L’instauration de la pleine rémunération du capital change le statut du profit. Les taux nationaux de profit sur capital sont des prix moyens sans cesse ramenés à leur niveau suffisant pour : établir le plein-emploi, et le rétablir chaque fois qu’il est compromis ; procurer du complément de retraite, voire du remplacement de retraite par répartition. Il devient couramment admis que c’est par la rentabilité suffisante d’une entreprise que ses dirigeants et le reste de son personnel assument l’une de leurs responsabilités sociales majeures.

Usons ci-après de l’expression « capitalisme nouveau » pour faire part d’autres caractéristiques majeures du capitalisme du profit suffisant.

En capitalisme nouveau, il continuera heureusement à exister beaucoup de transferts privés et publics de termes d’échange marchand (privés : successions, dons d’argent, plus-values et moins-values[1]) ; publics : impôts, allocations[2], autres subventions). Mais la salubrité de la primauté des échanges marchands sur les transferts d’argent, et de biens ayant une valeur marchande, y sera plus largement admise.

L’État-providence, en ayant eu pour effet d’atténuer cette primauté, a exposé la société à un danger qui s’est réalisé. Les filets de protection mis en place ont contribué à faire passer pour tolérables l’économie de casino et le capitalisme façon Monopoly, au point de faire prendre pour un modèle social progressiste le train hôpital attelé à la locomotive de la cupidité et de l’aubaine faites fatalités.



[1] Un particulier vend un titre de propriété à un prix différent de celui auquel il l’a acheté. Ce prix est l’un des deux termes d’un échange marchand. La différence entre ce prix de vente et ce qu’a été le prix d’achat est un transfert dont la hauteur et le sens, plus-value ou moins-value, est susceptible d’être exclusivement déterminé par l’état du marché.

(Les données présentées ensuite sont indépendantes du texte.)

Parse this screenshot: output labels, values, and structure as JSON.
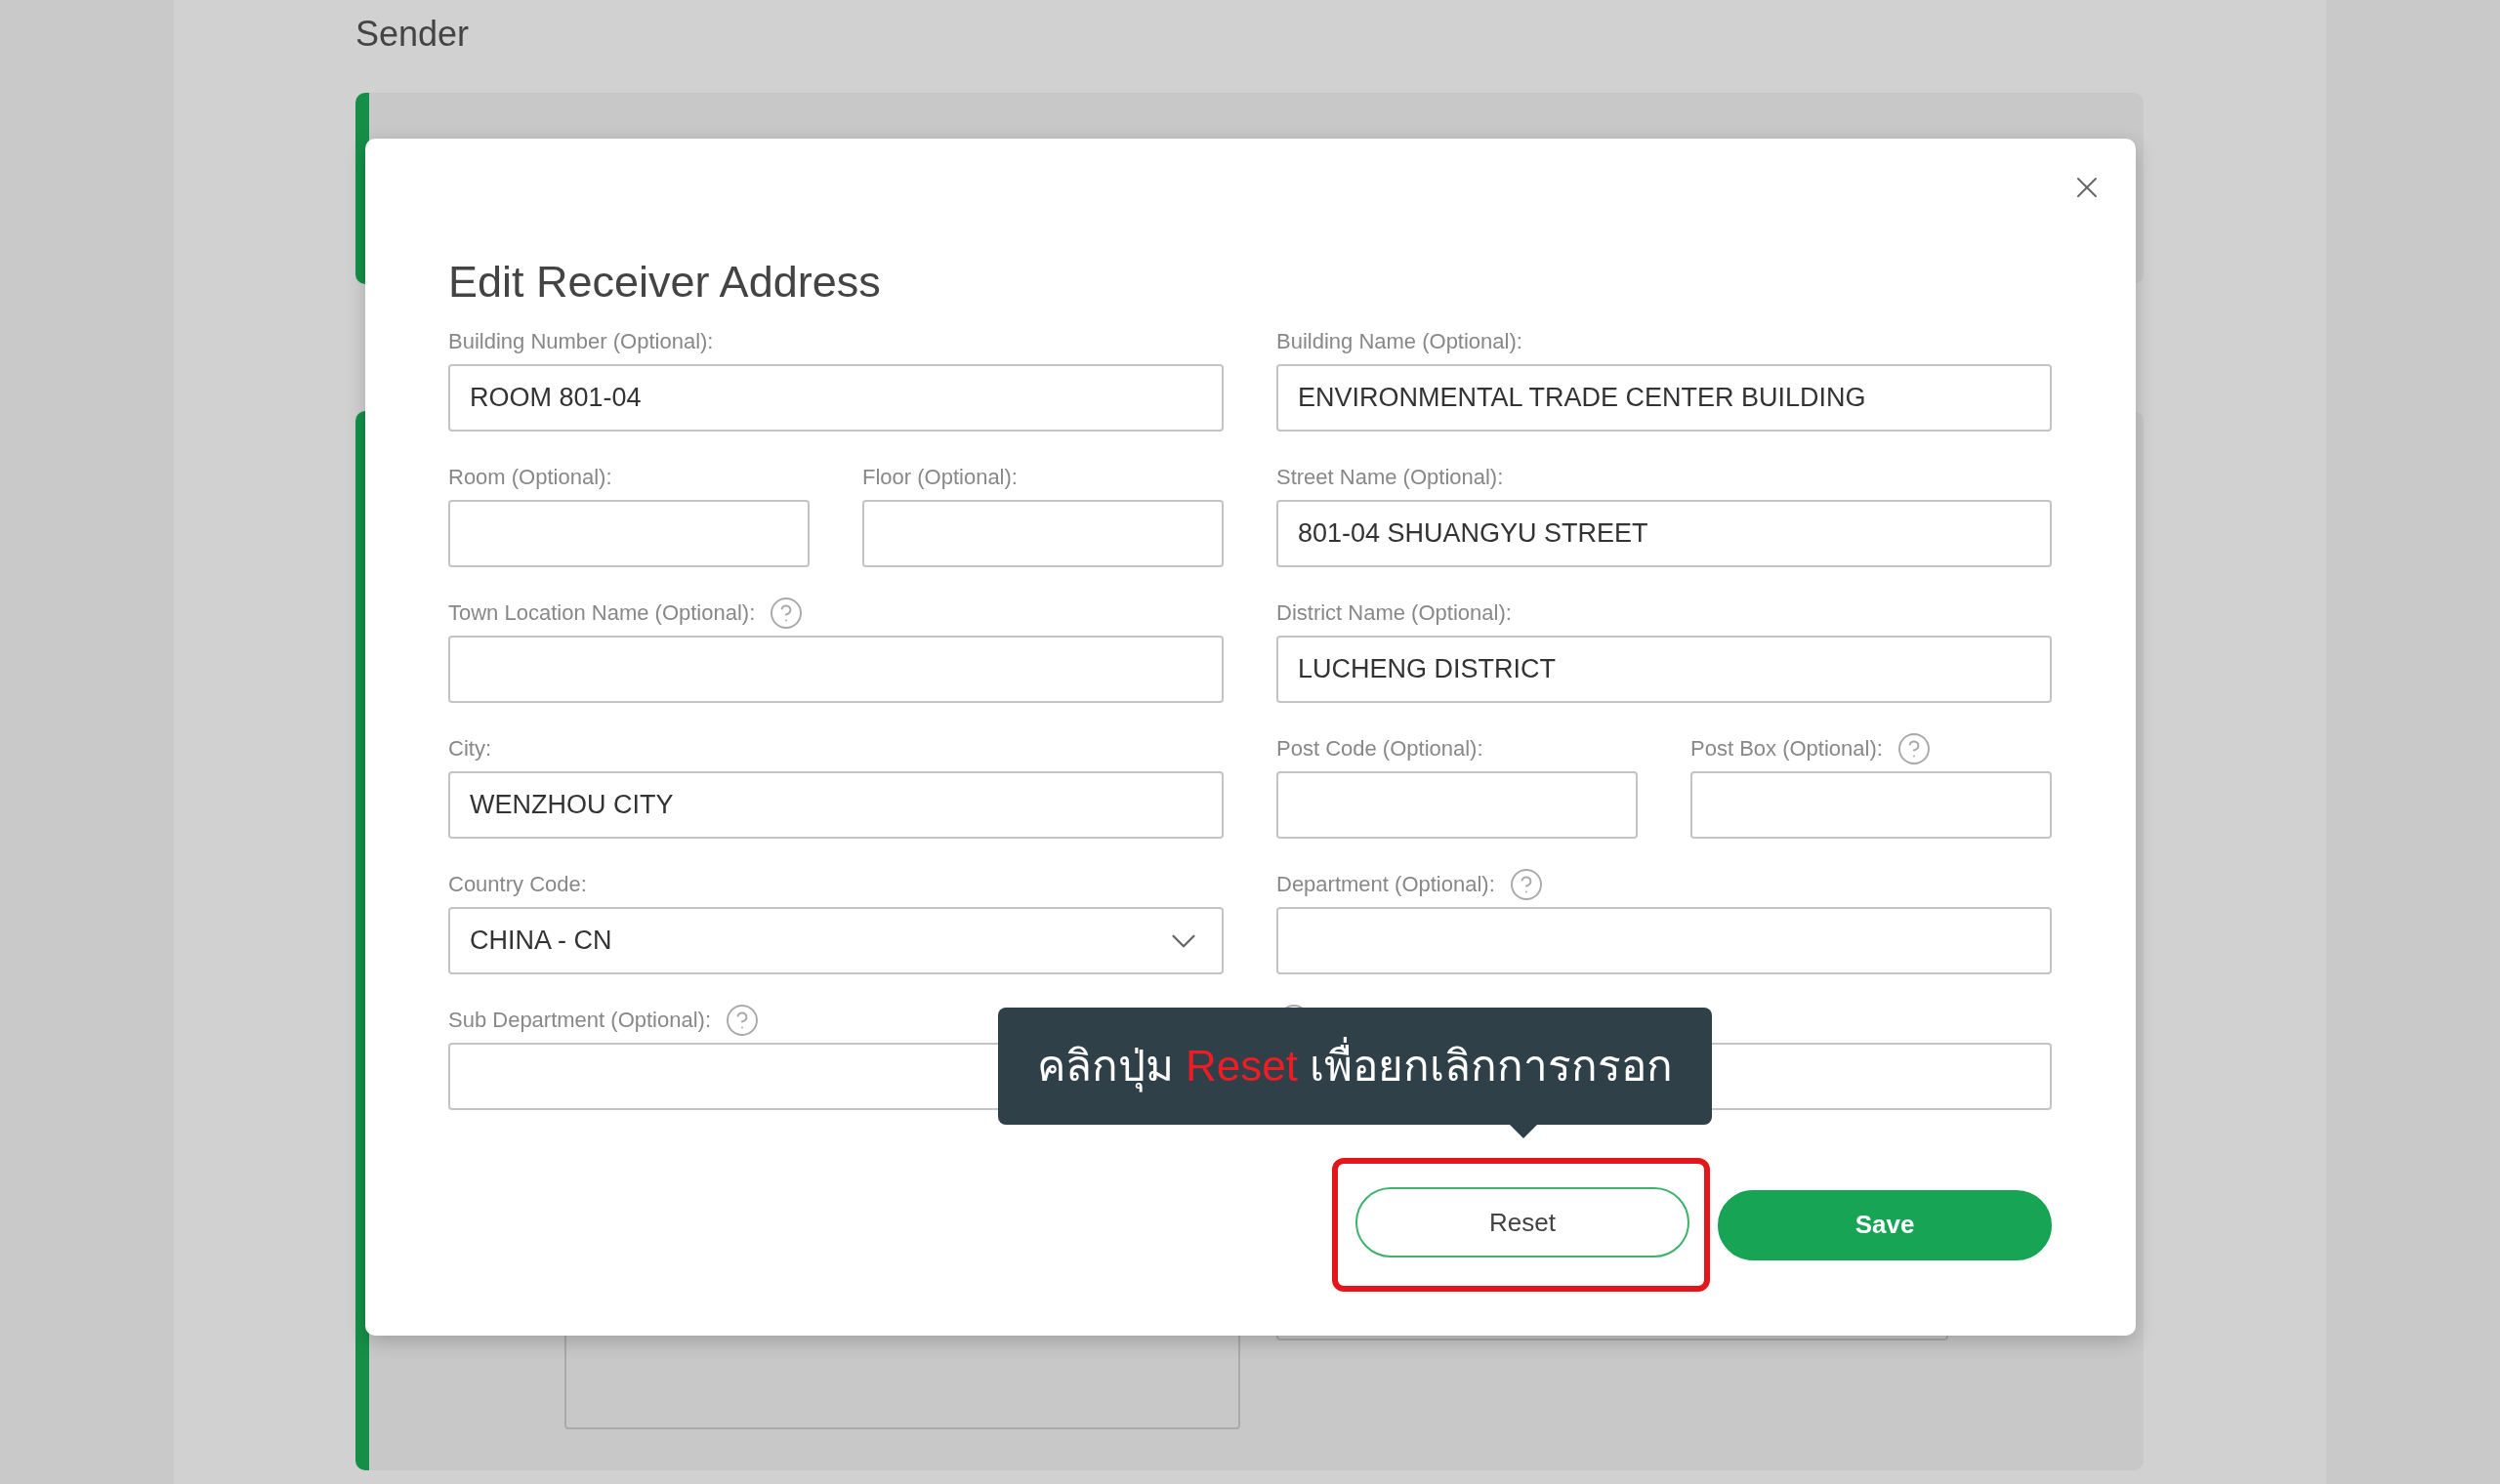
{
  "background": {
    "section_title": "Sender"
  },
  "dialog": {
    "title": "Edit Receiver Address",
    "rows": [
      {
        "left": [
          {
            "kind": "text",
            "label": "Building Number (Optional):",
            "value": "ROOM 801-04",
            "help": false
          }
        ],
        "right": [
          {
            "kind": "text",
            "label": "Building Name (Optional):",
            "value": "ENVIRONMENTAL TRADE CENTER BUILDING",
            "help": false
          }
        ]
      },
      {
        "left": [
          {
            "kind": "text",
            "label": "Room (Optional):",
            "help": false
          },
          {
            "kind": "text",
            "label": "Floor (Optional):",
            "help": false
          }
        ],
        "right": [
          {
            "kind": "text",
            "label": "Street Name (Optional):",
            "value": "801-04 SHUANGYU STREET",
            "help": false
          }
        ]
      },
      {
        "left": [
          {
            "kind": "text",
            "label": "Town Location Name (Optional):",
            "help": true
          }
        ],
        "right": [
          {
            "kind": "text",
            "label": "District Name (Optional):",
            "value": "LUCHENG DISTRICT",
            "help": false
          }
        ]
      },
      {
        "left": [
          {
            "kind": "text",
            "label": "City:",
            "value": "WENZHOU CITY",
            "help": false
          }
        ],
        "right": [
          {
            "kind": "text",
            "label": "Post Code (Optional):",
            "help": false
          },
          {
            "kind": "text",
            "label": "Post Box (Optional):",
            "help": true
          }
        ]
      },
      {
        "left": [
          {
            "kind": "select",
            "label": "Country Code:",
            "value": "CHINA - CN",
            "help": false
          }
        ],
        "right": [
          {
            "kind": "text",
            "label": "Department (Optional):",
            "help": true
          }
        ]
      },
      {
        "left": [
          {
            "kind": "text",
            "label": "Sub Department (Optional):",
            "help": true
          }
        ],
        "right": [
          {
            "kind": "text",
            "help": true
          }
        ]
      }
    ],
    "buttons": [
      {
        "kind": "outline",
        "label": "Reset",
        "highlighted": true
      },
      {
        "kind": "primary",
        "label": "Save",
        "highlighted": false
      }
    ]
  },
  "tooltip": {
    "text": "คลิกปุ่ม **Reset** เพื่อยกเลิกการกรอก"
  }
}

[2] Un « revenu de solidarité active », RSA, est une allocation et non pas à vrai dire un revenu. L’expression « revenu de transfert » est, en économie objective, contradictoire. D’Albert Camus : « Ne pas nommer les choses correctement ajoute au malheur du monde » — cité dans L’économie pour les nuls (First Éditions) du Pr Michel Musolino qui, dans ce même passage (p. 333), prescrit « une sérieuse injection de « qualitatif » à l’économie pour qu’elle reprenne des couleurs et du sens » ; mais c’est premièrement plus de « distinctif » élémentaire qu’il faut, par exemple en n’appelant pas « revenu », procuré par de l’échange marchand, un transfert ou un chiffre d’affaires. Une refondation heureuse du capitalisme ne peut que passer par ce genre de remise en ordre.